You don't update the C library, or collations never change?

> Also, that shouldn't happen with locale 'C', 'SQL_ASCII':

Right.

The C locale is safe (but of course SQL_ASCII is a mistake).

Yours,
Laurenz Albe

Re: Autovacuum endless loop in heap_page_prune()?

From

Peter

Date:

27 May 2024, 13:49:38

On Mon, May 27, 2024 at 01:51:56PM +0200, Laurenz Albe wrote:

! > ! Apart from hardware problems, one frequent cause is upgrading glibc
! > ! (if the index on a string column or expression).
! > 
! > No, this is FreeBSD, we don't normally do such things... ;)
! 
! You don't update the C library, or collations never change?

I rarely update the C library.
Kernel + libraries + OS programs are a single unit here, updated
about once a year, and then by many people and with all the usual
testing.
I could lookup how often some locale was modified, but honestly, I'm
too lazy now.

| (but of course SQL_ASCII is a mistake).
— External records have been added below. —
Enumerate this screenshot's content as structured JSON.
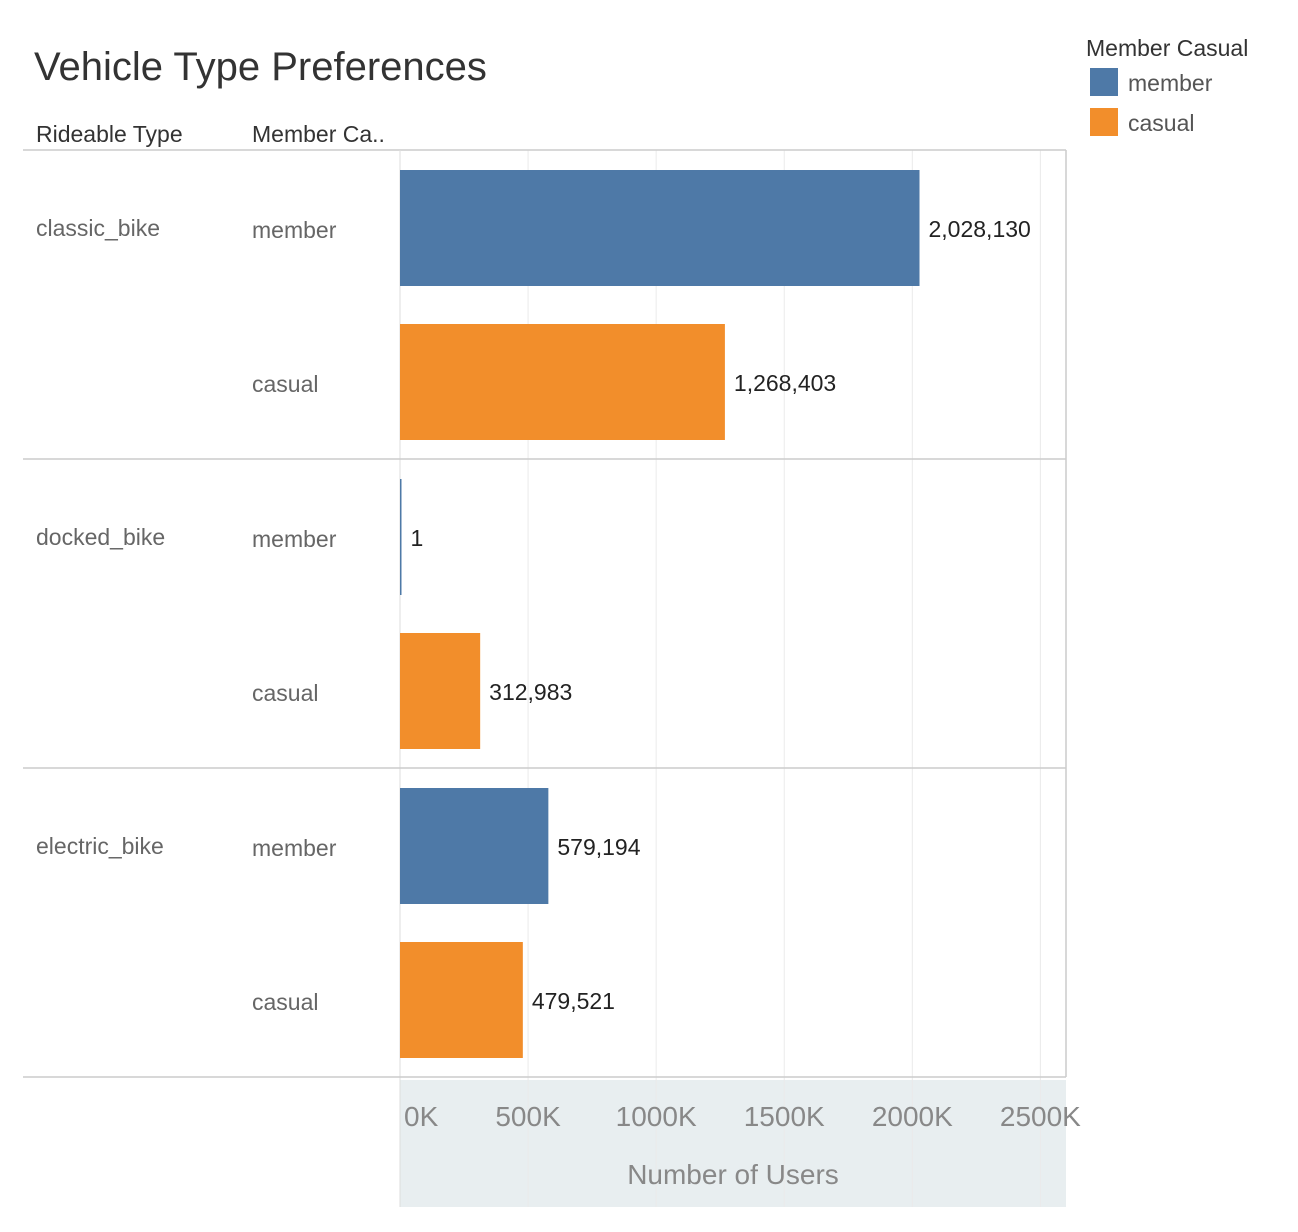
{
  "chart_data": {
    "type": "bar",
    "orientation": "horizontal",
    "title": "Vehicle Type Preferences",
    "row_header_1": "Rideable Type",
    "row_header_2": "Member Ca..",
    "xlabel": "Number of Users",
    "xlim": [
      0,
      2600000
    ],
    "xticks": [
      0,
      500000,
      1000000,
      1500000,
      2000000,
      2500000
    ],
    "xtick_labels": [
      "0K",
      "500K",
      "1000K",
      "1500K",
      "2000K",
      "2500K"
    ],
    "grid": true,
    "legend": {
      "title": "Member Casual",
      "placement": "top-right",
      "items": [
        {
          "label": "member",
          "color": "#4e79a7"
        },
        {
          "label": "casual",
          "color": "#f28e2b"
        }
      ]
    },
    "groups": [
      {
        "name": "classic_bike",
        "bars": [
          {
            "segment": "member",
            "value": 2028130,
            "label": "2,028,130"
          },
          {
            "segment": "casual",
            "value": 1268403,
            "label": "1,268,403"
          }
        ]
      },
      {
        "name": "docked_bike",
        "bars": [
          {
            "segment": "member",
            "value": 1,
            "label": "1"
          },
          {
            "segment": "casual",
            "value": 312983,
            "label": "312,983"
          }
        ]
      },
      {
        "name": "electric_bike",
        "bars": [
          {
            "segment": "member",
            "value": 579194,
            "label": "579,194"
          },
          {
            "segment": "casual",
            "value": 479521,
            "label": "479,521"
          }
        ]
      }
    ]
  }
}
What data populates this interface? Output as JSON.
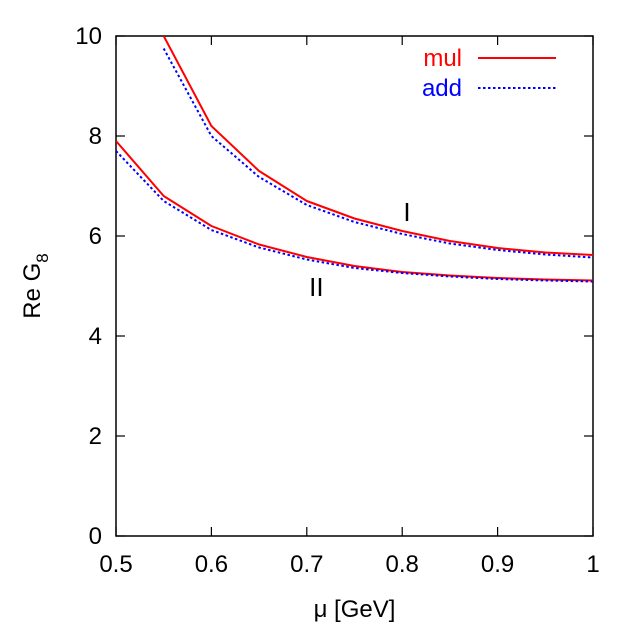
{
  "chart_data": {
    "type": "line",
    "title": "",
    "xlabel": "μ [GeV]",
    "ylabel": "Re G",
    "ylabel_subscript": "8",
    "xlim": [
      0.5,
      1.0
    ],
    "ylim": [
      0,
      10
    ],
    "x_ticks": [
      0.5,
      0.6,
      0.7,
      0.8,
      0.9,
      1.0
    ],
    "x_tick_labels": [
      "0.5",
      "0.6",
      "0.7",
      "0.8",
      "0.9",
      "1"
    ],
    "y_ticks": [
      0,
      2,
      4,
      6,
      8,
      10
    ],
    "y_tick_labels": [
      "0",
      "2",
      "4",
      "6",
      "8",
      "10"
    ],
    "grid": false,
    "legend_position": "top-right",
    "legend": [
      {
        "label": "mul",
        "color": "#ff0000",
        "style": "solid"
      },
      {
        "label": "add",
        "color": "#0000ff",
        "style": "dotted"
      }
    ],
    "annotations": [
      {
        "text": "I",
        "x": 0.805,
        "y": 6.5
      },
      {
        "text": "II",
        "x": 0.71,
        "y": 5.0
      }
    ],
    "series": [
      {
        "curve": "I",
        "legend": "mul",
        "color": "#ff0000",
        "style": "solid",
        "x": [
          0.55,
          0.6,
          0.65,
          0.7,
          0.75,
          0.8,
          0.85,
          0.9,
          0.95,
          1.0
        ],
        "y": [
          10.0,
          8.2,
          7.3,
          6.7,
          6.35,
          6.1,
          5.9,
          5.76,
          5.67,
          5.62
        ]
      },
      {
        "curve": "I",
        "legend": "add",
        "color": "#0000ff",
        "style": "dotted",
        "x": [
          0.55,
          0.6,
          0.65,
          0.7,
          0.75,
          0.8,
          0.85,
          0.9,
          0.95,
          1.0
        ],
        "y": [
          9.75,
          8.0,
          7.18,
          6.62,
          6.28,
          6.04,
          5.85,
          5.72,
          5.63,
          5.57
        ]
      },
      {
        "curve": "II",
        "legend": "mul",
        "color": "#ff0000",
        "style": "solid",
        "x": [
          0.5,
          0.55,
          0.6,
          0.65,
          0.7,
          0.75,
          0.8,
          0.85,
          0.9,
          0.95,
          1.0
        ],
        "y": [
          7.9,
          6.8,
          6.2,
          5.83,
          5.58,
          5.4,
          5.28,
          5.21,
          5.16,
          5.13,
          5.11
        ]
      },
      {
        "curve": "II",
        "legend": "add",
        "color": "#0000ff",
        "style": "dotted",
        "x": [
          0.5,
          0.55,
          0.6,
          0.65,
          0.7,
          0.75,
          0.8,
          0.85,
          0.9,
          0.95,
          1.0
        ],
        "y": [
          7.7,
          6.7,
          6.12,
          5.77,
          5.53,
          5.36,
          5.26,
          5.19,
          5.14,
          5.11,
          5.09
        ]
      }
    ]
  }
}
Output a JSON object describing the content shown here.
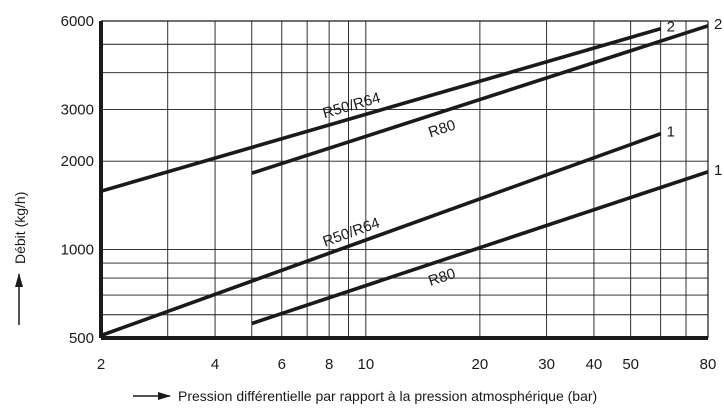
{
  "chart_data": {
    "type": "line",
    "x_scale": "log",
    "y_scale": "log",
    "xlim": [
      2,
      80
    ],
    "ylim": [
      500,
      6000
    ],
    "xlabel": "Pression différentielle par rapport à la pression atmosphérique (bar)",
    "ylabel": "Débit (kg/h)",
    "x_ticks": [
      {
        "value": 2,
        "label": "2"
      },
      {
        "value": 4,
        "label": "4"
      },
      {
        "value": 6,
        "label": "6"
      },
      {
        "value": 8,
        "label": "8"
      },
      {
        "value": 10,
        "label": "10"
      },
      {
        "value": 20,
        "label": "20"
      },
      {
        "value": 30,
        "label": "30"
      },
      {
        "value": 40,
        "label": "40"
      },
      {
        "value": 50,
        "label": "50"
      },
      {
        "value": 80,
        "label": "80"
      }
    ],
    "y_ticks": [
      {
        "value": 500,
        "label": "500"
      },
      {
        "value": 1000,
        "label": "1000"
      },
      {
        "value": 2000,
        "label": "2000"
      },
      {
        "value": 3000,
        "label": "3000"
      },
      {
        "value": 6000,
        "label": "6000"
      }
    ],
    "x_grid": [
      2,
      3,
      4,
      5,
      6,
      7,
      8,
      9,
      10,
      20,
      30,
      40,
      50,
      60,
      70,
      80
    ],
    "y_grid": [
      500,
      600,
      700,
      800,
      900,
      1000,
      2000,
      3000,
      4000,
      5000,
      6000
    ],
    "grid": true,
    "series": [
      {
        "name": "R50/R64",
        "curve": "2",
        "x": [
          2,
          60
        ],
        "y": [
          1580,
          5650
        ]
      },
      {
        "name": "R80",
        "curve": "2",
        "x": [
          5,
          80
        ],
        "y": [
          1820,
          5780
        ]
      },
      {
        "name": "R50/R64",
        "curve": "1",
        "x": [
          2,
          60
        ],
        "y": [
          510,
          2480
        ]
      },
      {
        "name": "R80",
        "curve": "1",
        "x": [
          5,
          80
        ],
        "y": [
          560,
          1840
        ]
      }
    ]
  }
}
Really? I re-read the chapter on Locale/CharSet Support, and I don't
see the mistake. Only one can not convert that to anything else, which
is fine in this usecase (storing arbitrary filenames from any OS in
any character-set within the same column). 


regards,
PMc

Re: Autovacuum endless loop in heap_page_prune()?

From

Laurenz Albe

Date:

27 May 2024, 14:19:25

On Mon, 2024-05-27 at 15:49 +0200, Peter wrote:
> > (but of course SQL_ASCII is a mistake).
>
> Really? I re-read the chapter on Locale/CharSet Support, and I don't
> see the mistake. Only one can not convert that to anything else, which
> is fine in this usecase (storing arbitrary filenames from any OS in
> any character-set within the same column).

That will only work fine as long as everybody uses the same encoding,
or everybody uses only ASCII characters, or everybody works only on
their own data.

Yours,
Laurenz Albe